Уланы дружно заржали, представив возмущенного генерала.
— Ну и что же, сошла Мишелю сия комедия? — спросил кто-то.
— Сошла, да не совсем. Скандал был поднят генералом грандиозный, пожаловались Аракчееву, и тот перевел сына к себе поближе, в тот самый гренадерский полк, в котором я побывал. Видел и его самого, и его пьяные дебоши. А как-то раз в Грузино прибыл сам Алексашка, ну и Аракчеев рад стараться — выстроил перед ним весь гренадерский полк. Мишель же как командир роты фузилеров* ((сноска. Солдаты, главным видом оружия которых было ружье — Фузея.)) едет с докладом к императору, и все видят, что он подъезжает к Александру вдрабодан пьянющий, качается в седле во все стороны. У Аракчеева, мне говорили, чуть глаза не выскочили из орбит — до того минута ужасная была для него-то самого!
— Ну, и отрапортовал? — не утерпел один улан, спросил.
— Нет, не доехал до государя — прямо под ноги его лошади со своего коня свалился, лицо вкровь разбил, шпагу сломал. Государь же только улыбнулся — чай, любимца сынок: «Я, поручик, — говорит, — тридцать лет на лошади езжу, а ни разу не падал». Конфуз для Аракчеева был полнейший, а Мишелю — как с гуся вода! Снова за пьянство да за дебоширство принялся! Слышал, что Алексей Андреич после случая того твердо вознамерился сынка в монастырь сослать. И сошлет, непременно сошлет!
— Да не сошлет, никогда не сошлет! — заорал Севрюгин как безумный. Алексашка сего Мишеля снова флигель-адъютантством пожалует ради любви к своему холопу верному.
Александр слушал остолбенело. Все, о чем говорил Чернышов, являлось чистой правдой, и он не мог встать и возразить ротмистру, да к тому же он чувствовал вину как государь за то, что мирволил к безобразнику, позорившему честь мундира, и тем самым давал предмет для разговоров. И не была ли грубость, пьянство, царившие в этом доме, следствием его же неверного отношения к офицеру, которого следовало бы разжаловать в солдаты или, по крайней мере, отправить в какой-нибудь отдаленный полк подальше от людской молвы. Но было в рассказе Чернышова и то, с чем он согласиться не мог.

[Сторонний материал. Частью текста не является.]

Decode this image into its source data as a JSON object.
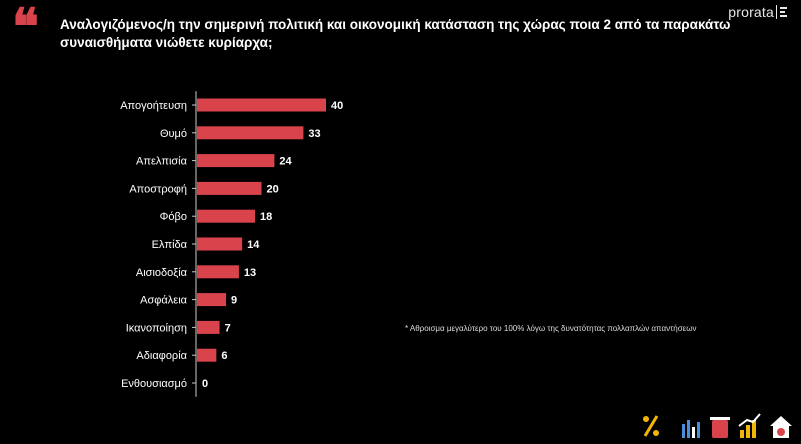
{
  "title": "Αναλογιζόμενος/η την σημερινή πολιτική και οικονομική κατάσταση της χώρας ποια 2 από τα παρακάτω συναισθήματα νιώθετε κυρίαρχα;",
  "logo": "prorata",
  "footnote": "* Αθροισμα μεγαλύτερο του 100% λόγω της δυνατότητας πολλαπλών απαντήσεων",
  "colors": {
    "bar": "#d9434c",
    "background": "#000000",
    "axis": "#cccccc"
  },
  "footer_icons": [
    "percent-icon",
    "bar-chart-icon",
    "bin-icon",
    "growth-chart-icon",
    "home-icon"
  ],
  "chart_data": {
    "type": "bar",
    "orientation": "horizontal",
    "categories": [
      "Απογοήτευση",
      "Θυμό",
      "Απελπισία",
      "Αποστροφή",
      "Φόβο",
      "Ελπίδα",
      "Αισιοδοξία",
      "Ασφάλεια",
      "Ικανοποίηση",
      "Αδιαφορία",
      "Ενθουσιασμό"
    ],
    "values": [
      40,
      33,
      24,
      20,
      18,
      14,
      13,
      9,
      7,
      6,
      0
    ],
    "value_labels": [
      "40",
      "33",
      "24",
      "20",
      "18",
      "14",
      "13",
      "9",
      "7",
      "6",
      "0"
    ],
    "xlim": [
      0,
      40
    ],
    "grid": false,
    "legend": "none"
  }
}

— Позвольте, ротмистр, — начал Александр, вставая, — нам всем было интересно выслушать ваш рассказ, но стоило ли вообще передавать его во всеуслышанье? Мы все служим в русской армии, русскому государю, а вы, простите, позволяете себе именовать помазанника, императора Алексашкой? И это спасителя России? Благословенного?
Севрюгин, уже сильно захмелевший, дернул Александра за рукав рубашки так резко, что тот был вынужден снова сесть на стул.
— Это Алексашка-то Благословенный? — закричал он, топорща в разные стороны свои бакенбарды. — Он спаситель России? Да это мы спасители! Мы кровь свою проливали за Родину! Вот я, например, при Лейпциге погнался за одним французским кирасиром. Он от меня наутек, я — за ним, все ближе, ближе! Стреляю из карабина — надо же, попал, да только пуля от его кирасы отскочила, как горошина!